# Evaluate a model

The **Evaluate a model** task measures the quality of a 
machine learning model that has already been trained using the data of the currently displayed sheet. The
quality of a model is described by metrics (e.g. accuracy).

The reported metrics depend on the way the model was trained. For example, if
the label of the model is a categorical column, the model is trained to do
classification, and the reported metrics will include metrics such as accuracy,
confusion tables, logloss, auc, pr-auc, and others. If the label of the model is
a numerical column, the model is trained to do regression, and the reported
metrics will include such as
[RMSE](https://en.wikipedia.org/wiki/Root-mean-square_deviation).
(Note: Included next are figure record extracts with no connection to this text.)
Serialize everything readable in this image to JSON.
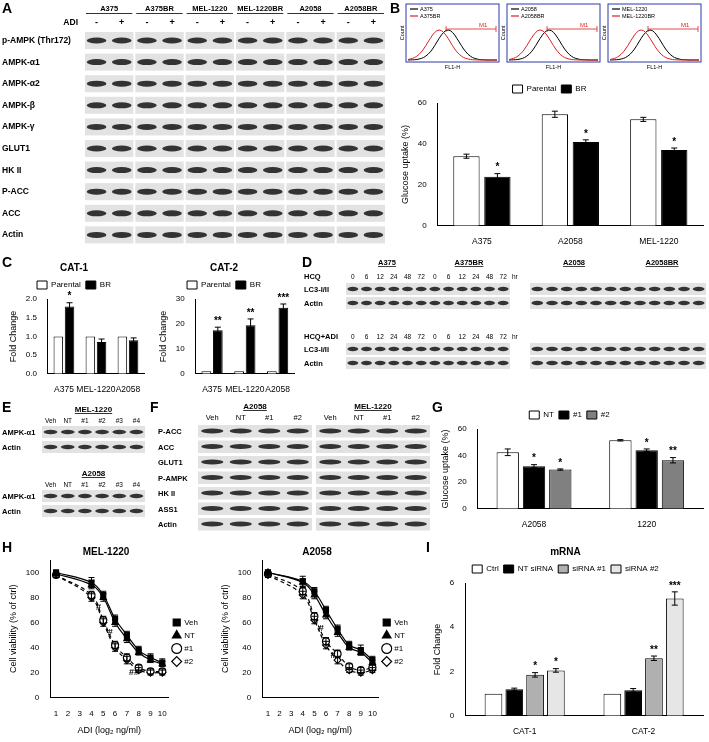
{
  "panel_letters": [
    "A",
    "B",
    "C",
    "D",
    "E",
    "F",
    "G",
    "H",
    "I"
  ],
  "blot_A": {
    "groups": [
      "A375",
      "A375BR",
      "MEL-1220",
      "MEL-1220BR",
      "A2058",
      "A2058BR"
    ],
    "lane_label": "ADI",
    "lanes": [
      "-",
      "+"
    ],
    "rows": [
      "p-AMPK (Thr172)",
      "AMPK-α1",
      "AMPK-α2",
      "AMPK-β",
      "AMPK-γ",
      "GLUT1",
      "HK II",
      "P-ACC",
      "ACC",
      "Actin"
    ]
  },
  "flow_B": {
    "ylabel": "Count",
    "xlabel": "FL1-H",
    "gate": "M1",
    "colors": [
      "#000000",
      "#e02020"
    ],
    "plots": [
      {
        "legend": [
          "A375",
          "A375BR"
        ]
      },
      {
        "legend": [
          "A2058",
          "A2058BR"
        ]
      },
      {
        "legend": [
          "MEL-1220",
          "MEL-1220BR"
        ]
      }
    ]
  },
  "blot_D": {
    "groups": [
      [
        "A375",
        "A375BR"
      ],
      [
        "A2058",
        "A2058BR"
      ]
    ],
    "lanes": [
      "0",
      "6",
      "12",
      "24",
      "48",
      "72"
    ],
    "unit": "hr",
    "sections": [
      "HCQ",
      "HCQ+ADI"
    ],
    "rows": [
      "LC3-I/II",
      "Actin"
    ]
  },
  "blot_E": {
    "cell_lines": [
      "MEL-1220",
      "A2058"
    ],
    "lanes": [
      "Veh",
      "NT",
      "#1",
      "#2",
      "#3",
      "#4"
    ],
    "rows": [
      "AMPK-α1",
      "Actin"
    ]
  },
  "blot_F": {
    "groups": [
      "A2058",
      "MEL-1220"
    ],
    "lanes": [
      "Veh",
      "NT",
      "#1",
      "#2"
    ],
    "rows": [
      "P-ACC",
      "ACC",
      "GLUT1",
      "P-AMPK",
      "HK II",
      "ASS1",
      "Actin"
    ]
  },
  "chart_data": [
    {
      "type": "bar",
      "ylabel": "Glucose uptake (%)",
      "categories": [
        "A375",
        "A2058",
        "MEL-1220"
      ],
      "series": [
        {
          "name": "Parental",
          "color": "#ffffff",
          "values": [
            34,
            54.5,
            52
          ],
          "errors": [
            1,
            1.5,
            1
          ]
        },
        {
          "name": "BR",
          "color": "#000000",
          "values": [
            24,
            41,
            37
          ],
          "errors": [
            1.5,
            1,
            1
          ],
          "significance": [
            "*",
            "*",
            "*"
          ]
        }
      ],
      "ylim": [
        0,
        60
      ],
      "yticks": [
        0,
        20,
        40,
        60
      ],
      "grid": false,
      "legend": "top"
    },
    {
      "type": "bar",
      "title": "CAT-1",
      "ylabel": "Fold Change",
      "categories": [
        "A375",
        "MEL-1220",
        "A2058"
      ],
      "series": [
        {
          "name": "Parental",
          "color": "#ffffff",
          "values": [
            1,
            1,
            1
          ],
          "errors": [
            0,
            0,
            0
          ]
        },
        {
          "name": "BR",
          "color": "#000000",
          "values": [
            1.8,
            0.85,
            0.9
          ],
          "errors": [
            0.1,
            0.08,
            0.06
          ],
          "significance": [
            "*",
            null,
            null
          ]
        }
      ],
      "ylim": [
        0,
        2
      ],
      "yticks": [
        {
          "value": 0,
          "label": "0.0"
        },
        {
          "value": 0.5,
          "label": "0.5"
        },
        {
          "value": 1,
          "label": "1.0"
        },
        {
          "value": 1.5,
          "label": "1.5"
        },
        {
          "value": 2,
          "label": "2.0"
        }
      ],
      "grid": false,
      "legend": "top"
    },
    {
      "type": "bar",
      "title": "CAT-2",
      "ylabel": "Fold Change",
      "categories": [
        "A375",
        "MEL-1220",
        "A2058"
      ],
      "series": [
        {
          "name": "Parental",
          "color": "#ffffff",
          "values": [
            1,
            1,
            1
          ],
          "errors": [
            0,
            0,
            0
          ]
        },
        {
          "name": "BR",
          "color": "#000000",
          "values": [
            17.5,
            19.5,
            26.5
          ],
          "errors": [
            1.2,
            2.5,
            1.5
          ],
          "significance": [
            "**",
            "**",
            "***"
          ]
        }
      ],
      "ylim": [
        0,
        30
      ],
      "yticks": [
        0,
        10,
        20,
        30
      ],
      "grid": false,
      "legend": "top"
    },
    {
      "type": "bar",
      "ylabel": "Glucose uptake (%)",
      "categories": [
        "A2058",
        "1220"
      ],
      "series": [
        {
          "name": "NT",
          "color": "#ffffff",
          "values": [
            42.5,
            51.5
          ],
          "errors": [
            2.5,
            0.5
          ]
        },
        {
          "name": "#1",
          "color": "#000000",
          "values": [
            32,
            44
          ],
          "errors": [
            1.2,
            1
          ],
          "significance": [
            "*",
            "*"
          ]
        },
        {
          "name": "#2",
          "color": "#808080",
          "values": [
            29.5,
            36.5
          ],
          "errors": [
            0.5,
            2
          ],
          "significance": [
            "*",
            "**"
          ]
        }
      ],
      "ylim": [
        0,
        60
      ],
      "yticks": [
        0,
        20,
        40,
        60
      ],
      "grid": false,
      "legend": "top"
    },
    {
      "type": "line",
      "title": "MEL-1220",
      "xlabel": "ADI (log₂ ng/ml)",
      "ylabel": "Cell viability (% of ctrl)",
      "x": [
        1,
        4,
        5,
        6,
        7,
        8,
        9,
        10
      ],
      "series": [
        {
          "name": "Veh",
          "color": "#000000",
          "marker": "square",
          "line_style": "solid",
          "values": [
            100,
            92,
            82,
            63,
            50,
            38,
            32,
            28
          ],
          "errors": [
            2,
            4,
            3,
            3,
            3,
            3,
            3,
            3
          ]
        },
        {
          "name": "NT",
          "color": "#000000",
          "marker": "triangle",
          "line_style": "solid",
          "values": [
            99,
            90,
            80,
            60,
            47,
            36,
            30,
            27
          ],
          "errors": [
            2,
            3,
            3,
            3,
            3,
            2,
            2,
            2
          ]
        },
        {
          "name": "#1",
          "color": "#000000",
          "marker": "circle_open",
          "line_style": "dashed",
          "values": [
            98,
            82,
            62,
            42,
            32,
            24,
            21,
            21
          ],
          "errors": [
            2,
            3,
            3,
            3,
            3,
            2,
            2,
            2
          ]
        },
        {
          "name": "#2",
          "color": "#000000",
          "marker": "diamond_open",
          "line_style": "dashed",
          "values": [
            98,
            80,
            60,
            40,
            30,
            22,
            20,
            20
          ],
          "errors": [
            2,
            3,
            3,
            3,
            3,
            2,
            2,
            2
          ]
        }
      ],
      "annotations": [
        {
          "x": 4.6,
          "y": 72,
          "text": "#"
        },
        {
          "x": 5.6,
          "y": 52,
          "text": "#"
        },
        {
          "x": 7.6,
          "y": 20,
          "text": "##"
        }
      ],
      "xlim": [
        0.5,
        10.5
      ],
      "xticks": [
        1,
        2,
        3,
        4,
        5,
        6,
        7,
        8,
        9,
        10
      ],
      "ylim": [
        0,
        110
      ],
      "yticks": [
        0,
        20,
        40,
        60,
        80,
        100
      ],
      "grid": false,
      "legend": "right"
    },
    {
      "type": "line",
      "title": "A2058",
      "xlabel": "ADI (log₂ ng/ml)",
      "ylabel": "Cell viability (% of ctrl)",
      "x": [
        1,
        4,
        5,
        6,
        7,
        8,
        9,
        10
      ],
      "series": [
        {
          "name": "Veh",
          "color": "#000000",
          "marker": "square",
          "line_style": "solid",
          "values": [
            100,
            93,
            85,
            70,
            55,
            42,
            38,
            30
          ],
          "errors": [
            2,
            4,
            3,
            3,
            3,
            3,
            4,
            3
          ]
        },
        {
          "name": "NT",
          "color": "#000000",
          "marker": "triangle",
          "line_style": "solid",
          "values": [
            100,
            92,
            82,
            66,
            52,
            40,
            36,
            28
          ],
          "errors": [
            2,
            3,
            3,
            3,
            3,
            2,
            2,
            2
          ]
        },
        {
          "name": "#1",
          "color": "#000000",
          "marker": "circle_open",
          "line_style": "dashed",
          "values": [
            99,
            85,
            65,
            45,
            35,
            25,
            22,
            24
          ],
          "errors": [
            2,
            3,
            3,
            3,
            3,
            2,
            2,
            2
          ]
        },
        {
          "name": "#2",
          "color": "#000000",
          "marker": "diamond_open",
          "line_style": "dashed",
          "values": [
            98,
            82,
            62,
            42,
            30,
            22,
            20,
            22
          ],
          "errors": [
            2,
            3,
            3,
            3,
            3,
            2,
            2,
            2
          ]
        }
      ],
      "annotations": [
        {
          "x": 5.6,
          "y": 55,
          "text": "#"
        },
        {
          "x": 6.6,
          "y": 34,
          "text": "#"
        }
      ],
      "xlim": [
        0.5,
        10.5
      ],
      "xticks": [
        1,
        2,
        3,
        4,
        5,
        6,
        7,
        8,
        9,
        10
      ],
      "ylim": [
        0,
        110
      ],
      "yticks": [
        0,
        20,
        40,
        60,
        80,
        100
      ],
      "grid": false,
      "legend": "right"
    },
    {
      "type": "bar",
      "title": "mRNA",
      "ylabel": "Fold Change",
      "categories": [
        "CAT-1",
        "CAT-2"
      ],
      "series": [
        {
          "name": "Ctrl",
          "color": "#ffffff",
          "values": [
            1,
            1
          ],
          "errors": [
            0,
            0
          ]
        },
        {
          "name": "NT siRNA",
          "color": "#000000",
          "values": [
            1.2,
            1.15
          ],
          "errors": [
            0.05,
            0.08
          ]
        },
        {
          "name": "siRNA #1",
          "color": "#b0b0b0",
          "values": [
            1.85,
            2.6
          ],
          "errors": [
            0.1,
            0.1
          ],
          "significance": [
            "*",
            "**"
          ]
        },
        {
          "name": "siRNA #2",
          "color": "#e6e6e6",
          "values": [
            2.05,
            5.3
          ],
          "errors": [
            0.08,
            0.3
          ],
          "significance": [
            "*",
            "***"
          ]
        }
      ],
      "ylim": [
        0,
        6
      ],
      "yticks": [
        0,
        2,
        4,
        6
      ],
      "grid": false,
      "legend": "top"
    }
  ]
}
Note that the quality of a model is also available in the **Quality** tab of the
**Understand a model** task. However, the model quality in the **Understand a
model** is computed _during_ training.

See the
[YDF Glossary](https://ydf.readthedocs.io/en/stable/glossary/) for a detailed
explanation of each reported metrics.

Use this task as follows:

1.  Open a sheet with the test examples. The sheet should be in the
    [tabular format](sheet_format).
2.  Select the "Evaluate a model" task.
3.  Select a previously trained model.
4.  Click "Evaluate."

    After a few seconds, the evaluation window opens.